Second, company-internal documents are usually written for insiders. They use a lot of jargon. Now, jargon is fine, it is often the basis of a DSL, but if you are an external language designer new to a domain or organization, you cannot just read a jargon-rich document as an introduction to the domain. You have to learn the jargon first — usually not through such documents.

A more fundamental problem is that documents are often outdated and/or incomplete. Or there are multiple documents that disagree. It’s the usual problem with documentation: because it doesn’t “run”, there is not much incentive to keep it current. And so usually it isn’t. You’ll get a not-so-useful perspective on the domain from reading it.

There is an even more fundamental problem with documents: even if they are up-to-date and well written, they describe the current state of the domain, warts and all.
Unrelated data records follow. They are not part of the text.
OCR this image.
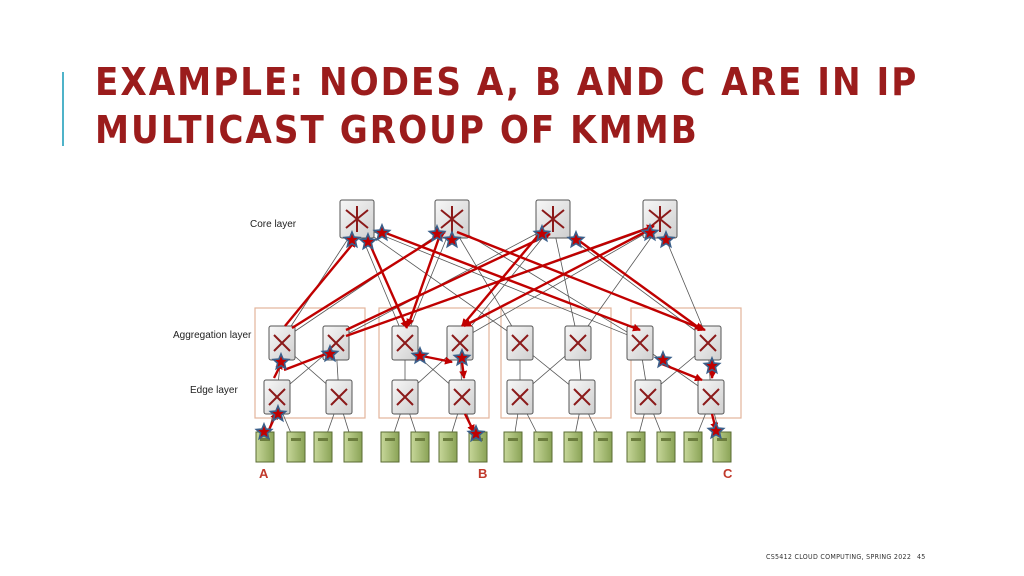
EXAMPLE: NODES A, B AND C ARE IN IP MULTICAST GROUP OF KMMB
Core layer
Aggregation layer
Edge layer
A	B	C
CS5412 CLOUD COMPUTING, SPRING 2022 45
When designing a new process/tool/language/DSL, you often want to clean things up, you want to refactor, optimize, and get rid of “historical accidents”. So even if you understood everything correctly from the domain, you’d just replicate the status quo in a new tool. That’s often not what you want to do.

Lastly, you cannot interact with a document. You cannot ask questions if you don’t understand something. You cannot judge the relative importance of things described in the documents. The aforementioned warts aren’t obvious. Different parts of a document won’t suddenly start talking to each other, disagreeing about some aspect of what is written there.
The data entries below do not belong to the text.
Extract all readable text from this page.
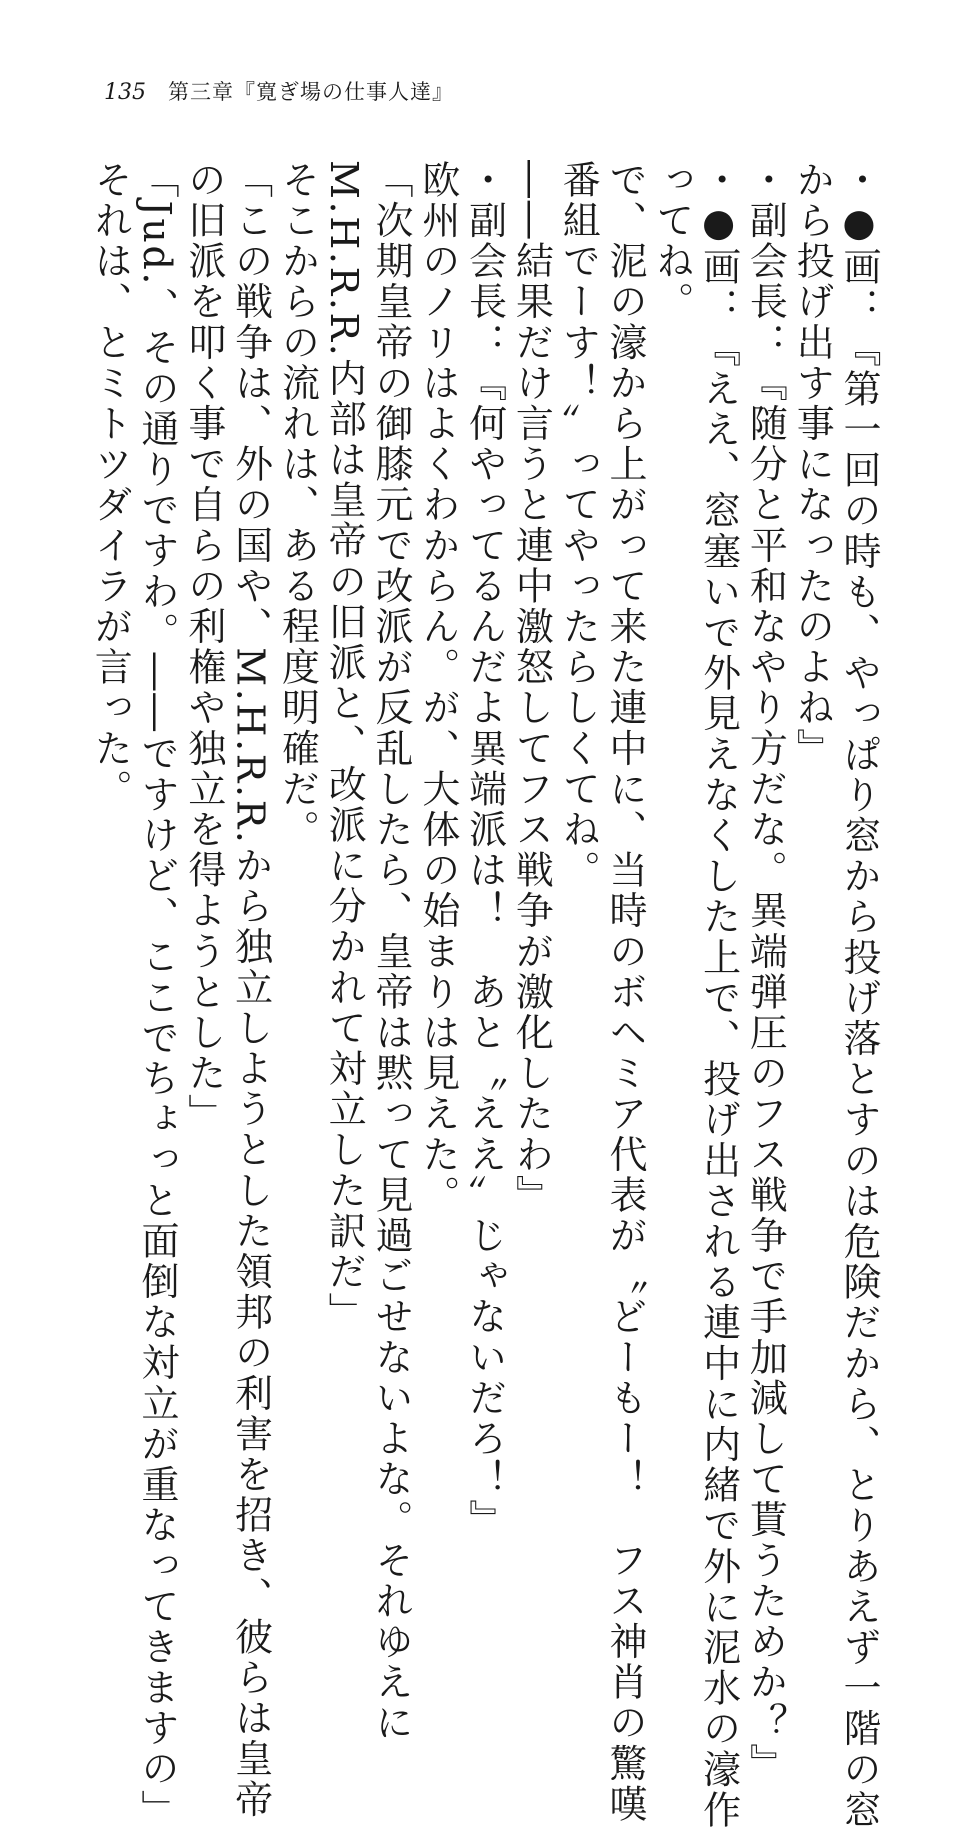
135 第三章『寛ぎ場の仕事人達』
・●画：『第一回の時も、やっぱり窓から投げ落とすのは危険だから、とりあえず一階の窓
から投げ出す事になったのよね』
・副会長：『随分と平和なやり方だな。異端弾圧のフス戦争で手加減して貰うためか？』
・●画：『ええ、窓塞いで外見えなくした上で、投げ出される連中に内緒で外に泥水の濠作
ってね。
で、泥の濠から上がって来た連中に、当時のボヘミア代表が〝どーもー！　フス神肖の驚嘆
番組でーす！〟ってやったらしくてね。
――結果だけ言うと連中激怒してフス戦争が激化したわ』
・副会長：『何やってるんだよ異端派は！　あと〝ええ〟じゃないだろ！』
欧州のノリはよくわからん。が、大体の始まりは見えた。
「次期皇帝の御膝元で改派が反乱したら、皇帝は黙って見過ごせないよな。それゆえに
M.H.R.R.内部は皇帝の旧派と、改派に分かれて対立した訳だ」
そこからの流れは、ある程度明確だ。
「この戦争は、外の国や、M.H.R.R.から独立しようとした領邦の利害を招き、彼らは皇帝
の旧派を叩く事で自らの利権や独立を得ようとした」
「Jud.、その通りですわ。――ですけど、ここでちょっと面倒な対立が重なってきますの」
それは、とミトツダイラが言った。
So what else should you do? It’s probably obvious from that last sentence: talk to people. Find experts in the domain and let them explain what they do. Build strawmen, mental models (and ultimately, prototype tools), challenge them and potentially tear them down again, replacing them with something better. Talk to different people and let them disagree. If things look fishy, challenge them. Often, this happens in the form of analysis workshops, I wrote about how to run those before.

Documents can play a role in this context: you can use them as completeness checks, and as reminders of which things to talk about in a workshop. Going through some of them with the domain experts is sometimes a good exercise. But making documents the primary source — without access to people — doesn’t work.

The drawback? You gotta find those people. They do exist in all the organizations I have ever worked with, but there usually aren’t many people who really fully grok how a domain works in total and in detail. And often — because they are experts — these folks are busy. So it does make sense to organize the overall process in a way where these people are not unnecessarily burdened. But if you want to build a DSL that really captures the domain you gotta get at the brain of these people. And that requires their time. There’s no way around it.